1. First, ensure you’ve logged into your computer with administrative rights.
2. Then click on Start -> Run, and type cmd and click on OK. [Windows Vista/7: Start -> Type cmd (into the Search programs and files box) and Press CTRL + Shift + Enter, then click on Continue]
3. Once Command Prompt loads up, begin by typing “cd %windir%\system32”, then pressing Enter.
4. Then type “attrib -r -s -h dllcache”, and press Enter.
5. Then type “ren msi.dll msi.old”, and press Enter.
6. Then type “ren msiexec.exe msiexec.old”, and press Enter.
7. Then type “ren msihnd.dll msihnd.old“, and press Enter.
8. Once you’ve completed all those commands, type Exit and press Enter.
From here, you must restart your computer and log back into it with the appropriate administrative rights.
Your last step will be to administer a fresh installation of Windows Installer. For additional information on which version of Windows Installer you should download, and exactly how to install it, visit the following web page: http://support.microsoft.com/kb/893803
Clean the Applications CD/DVD
If the application is being installed from a CD/DVD, then you should consider cleaning it using a disc cleaning kit.
The method that I like to use to clean my CD/DVD(s) is to place some washing up agent around the surface of the disc. Then use warm water to gently wash the agent off the disc.
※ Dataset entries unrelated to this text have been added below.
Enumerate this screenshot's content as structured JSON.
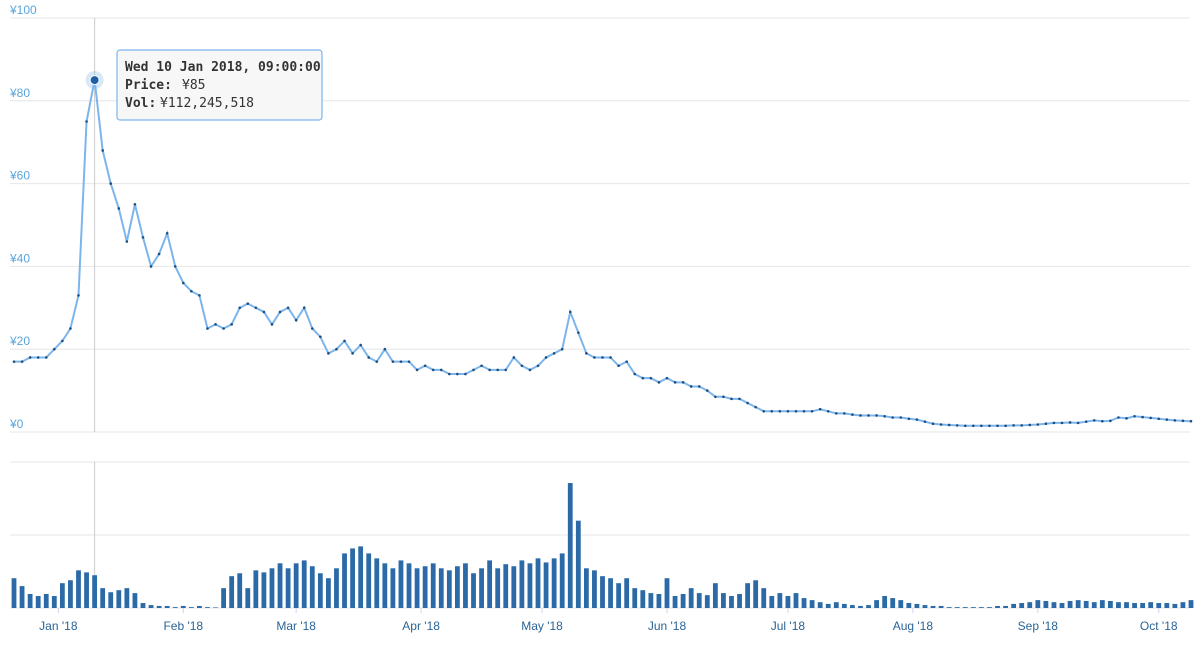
{
  "chart_data": {
    "type": "stock",
    "x": [
      "2017-12-21",
      "2017-12-23",
      "2017-12-25",
      "2017-12-27",
      "2017-12-29",
      "2017-12-31",
      "2018-01-02",
      "2018-01-04",
      "2018-01-06",
      "2018-01-08",
      "2018-01-10",
      "2018-01-12",
      "2018-01-14",
      "2018-01-16",
      "2018-01-18",
      "2018-01-20",
      "2018-01-22",
      "2018-01-24",
      "2018-01-26",
      "2018-01-28",
      "2018-01-30",
      "2018-02-01",
      "2018-02-03",
      "2018-02-05",
      "2018-02-07",
      "2018-02-09",
      "2018-02-11",
      "2018-02-13",
      "2018-02-15",
      "2018-02-17",
      "2018-02-19",
      "2018-02-21",
      "2018-02-23",
      "2018-02-25",
      "2018-02-27",
      "2018-03-01",
      "2018-03-03",
      "2018-03-05",
      "2018-03-07",
      "2018-03-09",
      "2018-03-11",
      "2018-03-13",
      "2018-03-15",
      "2018-03-17",
      "2018-03-19",
      "2018-03-21",
      "2018-03-23",
      "2018-03-25",
      "2018-03-27",
      "2018-03-29",
      "2018-03-31",
      "2018-04-02",
      "2018-04-04",
      "2018-04-06",
      "2018-04-08",
      "2018-04-10",
      "2018-04-12",
      "2018-04-14",
      "2018-04-16",
      "2018-04-18",
      "2018-04-20",
      "2018-04-22",
      "2018-04-24",
      "2018-04-26",
      "2018-04-28",
      "2018-04-30",
      "2018-05-02",
      "2018-05-04",
      "2018-05-06",
      "2018-05-08",
      "2018-05-10",
      "2018-05-12",
      "2018-05-14",
      "2018-05-16",
      "2018-05-18",
      "2018-05-20",
      "2018-05-22",
      "2018-05-24",
      "2018-05-26",
      "2018-05-28",
      "2018-05-30",
      "2018-06-01",
      "2018-06-03",
      "2018-06-05",
      "2018-06-07",
      "2018-06-09",
      "2018-06-11",
      "2018-06-13",
      "2018-06-15",
      "2018-06-17",
      "2018-06-19",
      "2018-06-21",
      "2018-06-23",
      "2018-06-25",
      "2018-06-27",
      "2018-06-29",
      "2018-07-01",
      "2018-07-03",
      "2018-07-05",
      "2018-07-07",
      "2018-07-09",
      "2018-07-11",
      "2018-07-13",
      "2018-07-15",
      "2018-07-17",
      "2018-07-19",
      "2018-07-21",
      "2018-07-23",
      "2018-07-25",
      "2018-07-27",
      "2018-07-29",
      "2018-07-31",
      "2018-08-02",
      "2018-08-04",
      "2018-08-06",
      "2018-08-08",
      "2018-08-10",
      "2018-08-12",
      "2018-08-14",
      "2018-08-16",
      "2018-08-18",
      "2018-08-20",
      "2018-08-22",
      "2018-08-24",
      "2018-08-26",
      "2018-08-28",
      "2018-08-30",
      "2018-09-01",
      "2018-09-03",
      "2018-09-05",
      "2018-09-07",
      "2018-09-09",
      "2018-09-11",
      "2018-09-13",
      "2018-09-15",
      "2018-09-17",
      "2018-09-19",
      "2018-09-21",
      "2018-09-23",
      "2018-09-25",
      "2018-09-27",
      "2018-09-29",
      "2018-10-01",
      "2018-10-03",
      "2018-10-05",
      "2018-10-07",
      "2018-10-09"
    ],
    "xlim": [
      "2017-12-21",
      "2018-10-09"
    ],
    "xticks": [
      {
        "value": "2018-01-01",
        "label": "Jan '18"
      },
      {
        "value": "2018-02-01",
        "label": "Feb '18"
      },
      {
        "value": "2018-03-01",
        "label": "Mar '18"
      },
      {
        "value": "2018-04-01",
        "label": "Apr '18"
      },
      {
        "value": "2018-05-01",
        "label": "May '18"
      },
      {
        "value": "2018-06-01",
        "label": "Jun '18"
      },
      {
        "value": "2018-07-01",
        "label": "Jul '18"
      },
      {
        "value": "2018-08-01",
        "label": "Aug '18"
      },
      {
        "value": "2018-09-01",
        "label": "Sep '18"
      },
      {
        "value": "2018-10-01",
        "label": "Oct '18"
      }
    ],
    "ylim": [
      0,
      100
    ],
    "yticks": [
      {
        "value": 0,
        "label": "¥0"
      },
      {
        "value": 20,
        "label": "¥20"
      },
      {
        "value": 40,
        "label": "¥40"
      },
      {
        "value": 60,
        "label": "¥60"
      },
      {
        "value": 80,
        "label": "¥80"
      },
      {
        "value": 100,
        "label": "¥100"
      }
    ],
    "y2lim": [
      0,
      500000000
    ],
    "y2ticks": [
      0,
      250000000,
      500000000
    ],
    "grid": true,
    "series": [
      {
        "color": "#7cb5ec",
        "values": [
          17,
          17,
          18,
          18,
          18,
          20,
          22,
          25,
          33,
          75,
          85,
          68,
          60,
          54,
          46,
          55,
          47,
          40,
          43,
          48,
          40,
          36,
          34,
          33,
          25,
          26,
          25,
          26,
          30,
          31,
          30,
          29,
          26,
          29,
          30,
          27,
          30,
          25,
          23,
          19,
          20,
          22,
          19,
          21,
          18,
          17,
          20,
          17,
          17,
          17,
          15,
          16,
          15,
          15,
          14,
          14,
          14,
          15,
          16,
          15,
          15,
          15,
          18,
          16,
          15,
          16,
          18,
          19,
          20,
          29,
          24,
          19,
          18,
          18,
          18,
          16,
          17,
          14,
          13,
          13,
          12,
          13,
          12,
          12,
          11,
          11,
          10,
          8.5,
          8.5,
          8,
          8,
          7,
          6,
          5,
          5,
          5,
          5,
          5,
          5,
          5,
          5.5,
          5,
          4.5,
          4.5,
          4.2,
          4,
          4,
          4,
          3.8,
          3.5,
          3.5,
          3.2,
          3,
          2.5,
          2,
          1.8,
          1.7,
          1.6,
          1.5,
          1.5,
          1.5,
          1.5,
          1.5,
          1.5,
          1.6,
          1.6,
          1.7,
          1.8,
          2,
          2.2,
          2.2,
          2.3,
          2.2,
          2.5,
          2.8,
          2.6,
          2.7,
          3.5,
          3.3,
          3.8,
          3.6,
          3.4,
          3.2,
          3,
          2.8,
          2.7,
          2.6
        ]
      },
      {
        "color": "#2b6aa6",
        "axis": "y2",
        "values": [
          102000000,
          75000000,
          48000000,
          41000000,
          48000000,
          41000000,
          85000000,
          95000000,
          129000000,
          122000000,
          112245518,
          68000000,
          54000000,
          61000000,
          68000000,
          51000000,
          17000000,
          10000000,
          7000000,
          7000000,
          3000000,
          7000000,
          3000000,
          7000000,
          3000000,
          2000000,
          68000000,
          109000000,
          119000000,
          68000000,
          129000000,
          122000000,
          136000000,
          153000000,
          136000000,
          153000000,
          163000000,
          143000000,
          119000000,
          102000000,
          136000000,
          187000000,
          204000000,
          211000000,
          187000000,
          170000000,
          153000000,
          136000000,
          163000000,
          153000000,
          136000000,
          143000000,
          153000000,
          136000000,
          129000000,
          143000000,
          153000000,
          119000000,
          136000000,
          163000000,
          136000000,
          150000000,
          143000000,
          163000000,
          153000000,
          170000000,
          156000000,
          170000000,
          187000000,
          428000000,
          299000000,
          136000000,
          129000000,
          109000000,
          102000000,
          85000000,
          102000000,
          68000000,
          61000000,
          51000000,
          48000000,
          102000000,
          41000000,
          48000000,
          68000000,
          51000000,
          44000000,
          85000000,
          51000000,
          41000000,
          48000000,
          85000000,
          95000000,
          68000000,
          41000000,
          51000000,
          41000000,
          51000000,
          34000000,
          27000000,
          20000000,
          14000000,
          20000000,
          14000000,
          10000000,
          7000000,
          10000000,
          27000000,
          41000000,
          34000000,
          27000000,
          17000000,
          14000000,
          10000000,
          7000000,
          7000000,
          3000000,
          3000000,
          3000000,
          3000000,
          3000000,
          3000000,
          7000000,
          7000000,
          14000000,
          17000000,
          20000000,
          27000000,
          24000000,
          20000000,
          17000000,
          24000000,
          27000000,
          24000000,
          20000000,
          27000000,
          24000000,
          20000000,
          20000000,
          17000000,
          17000000,
          20000000,
          17000000,
          17000000,
          14000000,
          20000000,
          27000000
        ]
      }
    ],
    "tooltip": {
      "date": "Wed 10 Jan 2018, 09:00:00",
      "price_label": "Price:",
      "price": "¥85",
      "vol_label": "Vol:",
      "vol": "¥112,245,518"
    }
  }
}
Then, using a soft cotton cloth, I wipe the surface of the disc dry adopting a center outward motion.
Whichever method you choose to adopt, it’s very important that the disc is wiped dry prior to inserting it back into your computer.
Copy the Installation Files To Your Computer
If your using any sort of external media, such as a CD/DVD, memory stick or floppy disk to install the program, then consider copying all of the installation files to your system first. From there, you can start the installation process by clicking on the Setup.exe file.
Close Programs Running In the Background
1. Begin by logging into your computer with administrative rights.
2. Then click on Start -> Run [Windows Vista/7: Press + R], and type msconfig and click on OK.
3. Once System Configuration Utility loads up, on the General Tab, click on Selective Startup, then uncheck the box next to Load Startup Items.
4. From there, click on the Service Tab and click on Disable All, then click on Apply and OK, and restart your computer.
5. After the computer finishes rebooting, install the program/application in question.